My body, however, had always been an obstacle to this goal. I was never thin enough or fragile enough. Sometimes, I look back on my freshman year of high school with longing. I was the sveltest I’ve ever been and it felt like all the boys were in love with me. But then I took a cringe-inducing trip down memory lane. I read my old Facebook chats. In one of those fun “question-game” conversations, when asked to describe my ideal self, I responded: “idk I’ve always wanted to be thin, and blond with green eyes. Or thin with really really dark hair, and kinda pale with bright blue eyes.” I said “I’m not fat. But I’m not thin.” In my exploration, I came upon countless conversations like these. I’ve, thankfully, never had an eating disorder or struggled with self-harm. I, thankfully, have never felt repulsed by my own body. It was always just off. I didn’t look like the water nymph I wanted to be. I wrote in my diary “I just wish I looked more ethereal. It’d certainly help me feel less like a woman of substance.”

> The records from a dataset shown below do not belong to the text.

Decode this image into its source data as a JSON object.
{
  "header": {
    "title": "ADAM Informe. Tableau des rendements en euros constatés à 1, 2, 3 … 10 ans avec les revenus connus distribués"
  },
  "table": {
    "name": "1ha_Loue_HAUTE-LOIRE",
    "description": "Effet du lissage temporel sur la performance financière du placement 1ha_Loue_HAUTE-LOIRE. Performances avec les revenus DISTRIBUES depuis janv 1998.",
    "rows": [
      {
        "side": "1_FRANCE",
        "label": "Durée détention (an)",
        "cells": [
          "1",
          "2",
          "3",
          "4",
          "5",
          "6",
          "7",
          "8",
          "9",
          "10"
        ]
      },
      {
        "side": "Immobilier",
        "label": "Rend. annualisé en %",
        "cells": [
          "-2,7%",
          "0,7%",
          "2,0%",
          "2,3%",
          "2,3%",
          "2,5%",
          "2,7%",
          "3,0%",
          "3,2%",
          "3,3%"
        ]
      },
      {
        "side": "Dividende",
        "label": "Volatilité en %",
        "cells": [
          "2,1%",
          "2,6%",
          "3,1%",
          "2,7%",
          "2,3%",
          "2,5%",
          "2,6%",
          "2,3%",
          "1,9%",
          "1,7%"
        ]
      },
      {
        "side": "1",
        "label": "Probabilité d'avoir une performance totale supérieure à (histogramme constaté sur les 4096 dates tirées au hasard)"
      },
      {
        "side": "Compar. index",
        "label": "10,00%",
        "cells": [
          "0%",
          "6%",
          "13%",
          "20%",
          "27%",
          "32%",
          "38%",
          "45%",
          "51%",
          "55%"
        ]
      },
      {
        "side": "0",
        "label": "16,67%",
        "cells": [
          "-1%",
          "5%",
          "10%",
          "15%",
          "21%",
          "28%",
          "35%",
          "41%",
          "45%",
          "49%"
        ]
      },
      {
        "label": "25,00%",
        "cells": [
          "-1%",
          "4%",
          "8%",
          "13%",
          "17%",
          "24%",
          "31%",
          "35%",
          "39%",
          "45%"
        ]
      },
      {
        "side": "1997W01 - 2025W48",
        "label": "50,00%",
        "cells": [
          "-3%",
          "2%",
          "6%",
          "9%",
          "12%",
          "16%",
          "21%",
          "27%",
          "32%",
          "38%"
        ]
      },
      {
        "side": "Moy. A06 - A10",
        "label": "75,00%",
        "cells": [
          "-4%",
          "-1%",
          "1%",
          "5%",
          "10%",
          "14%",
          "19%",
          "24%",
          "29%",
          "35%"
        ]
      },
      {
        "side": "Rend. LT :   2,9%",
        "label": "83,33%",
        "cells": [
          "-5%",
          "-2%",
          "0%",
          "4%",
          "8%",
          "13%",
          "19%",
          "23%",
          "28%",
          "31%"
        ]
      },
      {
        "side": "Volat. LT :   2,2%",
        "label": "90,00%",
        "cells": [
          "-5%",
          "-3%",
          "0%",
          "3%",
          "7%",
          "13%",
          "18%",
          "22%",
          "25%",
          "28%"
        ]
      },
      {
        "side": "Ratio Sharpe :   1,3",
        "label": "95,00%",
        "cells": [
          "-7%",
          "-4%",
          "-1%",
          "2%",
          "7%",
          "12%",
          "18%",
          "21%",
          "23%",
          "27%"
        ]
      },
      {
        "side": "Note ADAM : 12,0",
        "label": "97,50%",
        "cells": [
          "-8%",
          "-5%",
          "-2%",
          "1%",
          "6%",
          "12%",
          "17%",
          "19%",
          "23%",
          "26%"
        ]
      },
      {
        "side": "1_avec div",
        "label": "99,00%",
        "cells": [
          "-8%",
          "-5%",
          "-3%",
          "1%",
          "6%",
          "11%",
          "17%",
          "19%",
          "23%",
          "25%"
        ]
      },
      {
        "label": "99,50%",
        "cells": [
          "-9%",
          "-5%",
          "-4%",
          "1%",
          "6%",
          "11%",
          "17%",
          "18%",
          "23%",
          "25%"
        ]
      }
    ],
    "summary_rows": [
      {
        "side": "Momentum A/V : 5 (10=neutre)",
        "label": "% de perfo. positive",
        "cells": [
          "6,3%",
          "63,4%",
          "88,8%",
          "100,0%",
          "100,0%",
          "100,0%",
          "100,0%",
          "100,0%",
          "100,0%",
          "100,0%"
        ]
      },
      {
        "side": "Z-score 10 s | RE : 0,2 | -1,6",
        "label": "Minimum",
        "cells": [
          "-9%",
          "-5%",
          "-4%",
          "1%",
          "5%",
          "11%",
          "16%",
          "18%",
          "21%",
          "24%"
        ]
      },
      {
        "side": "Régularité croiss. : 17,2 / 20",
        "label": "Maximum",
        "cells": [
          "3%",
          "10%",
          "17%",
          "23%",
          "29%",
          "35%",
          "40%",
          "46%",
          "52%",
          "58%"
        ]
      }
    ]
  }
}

I think the acceptance of my weight has been combined with an acceptance of my being. I am a woman of substance, even though for so many years I fought against that title. My voice gets deeper and gravelly when I tell crude jokes. I will debate my friends and family to the bloody end if we’re talking about something I find important (which is basically everything). I am not too cool to care and I move the space I inhabit. The acceptance of my internal substance has helped me, to some extent, embrace the external. I still, however, am confronted by the mirror. I am not as thin as I tend to imagine myself to be. I cringe at photos that haven’t edited out the excess, as I do, mentally, on a daily basis. I still often feel like there is too much of me. Sometimes, when I am hugged or when I cuddle with all my friends, I am surprised by the shape of my body. In my brain, I edit the image, flattening my stomach, slimming my thighs, creating more hollow for the space around me to inhabit. I work against this. But the mental image still never quite matches up with the actual one.

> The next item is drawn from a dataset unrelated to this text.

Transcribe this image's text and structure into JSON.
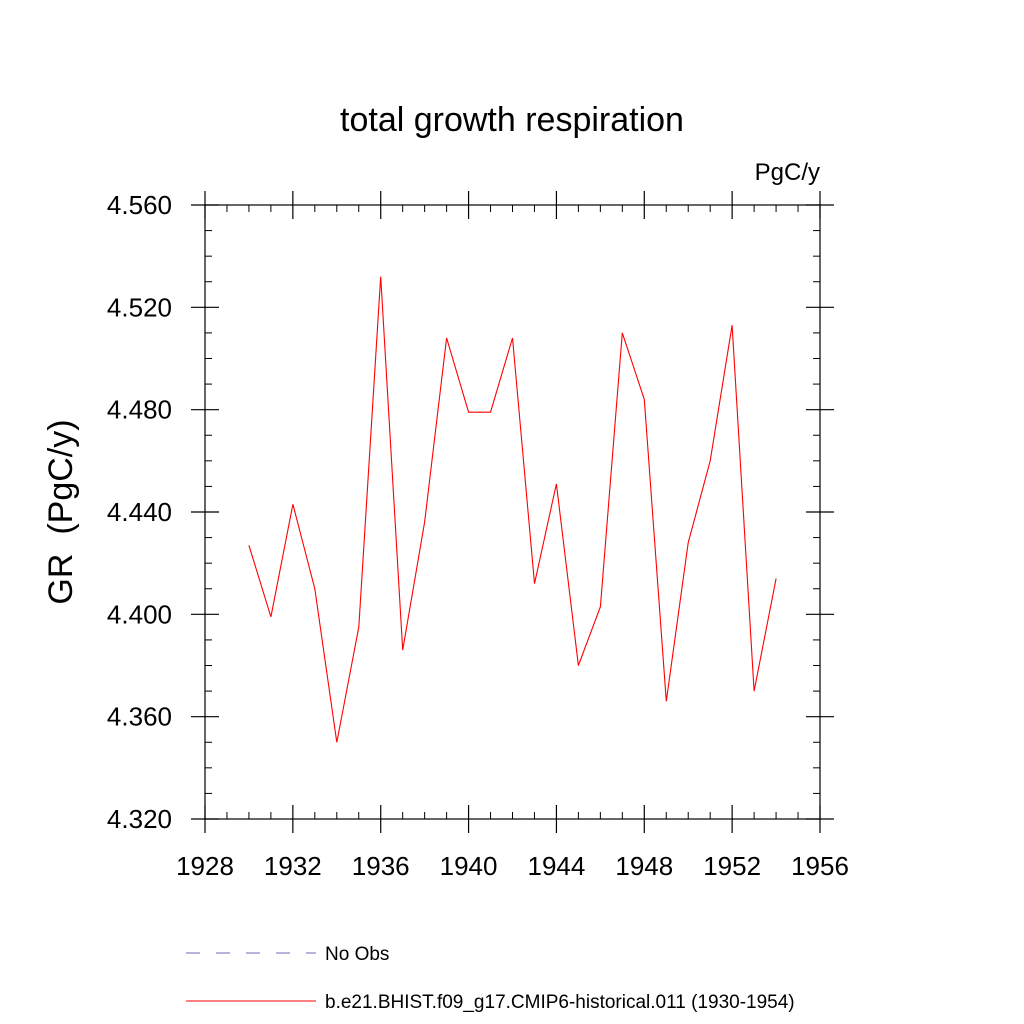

A very large part of me didn’t want to write this. I didn’t want to seem wounded or weak, or too involved in my own wounded-ness. I, in many ways, am what Leslie Jamison, in a lengthy but incredibly illuminating essay, describes as a “post-wounded woman”:
Post- wounded women make jokes about being wounded or get impatient with women who hurt too much. The post- wounded woman conducts herself as if preempting certain accusations: Don’t cry too loud; don’t play victim. Don’t ask for pain meds you don’t need; don’t give those doctors another reason to doubt. Post- wounded women fuck men who don’t love them and then they feel mildly sad about it, or just blasé about it; they refuse to hurt about it or to admit they hurt about it— or else they are endlessly self- aware about it, if they do allow themselves this hurting.
I, and so many women, am done with my pain. It is boring, we are too cool for it, it is passé. We have been told that “nobody cares” so many times we’ve internalized the sentiment. My problems are not big enough to share, or if they are big, I will seem melodramatic. I know that the physical “off-ness” I describe will not seem interesting or particularly strange to many women as it’s a sentiment many of us share and ignore. But at the same time, I believe it is incredibly important that we talk honestly about our bodies. I think that the efforts of the SHE’s in My Body Is Beautiful Week is the first step. I hope it will continue with the recognition of National Eating Disorders Awareness Week.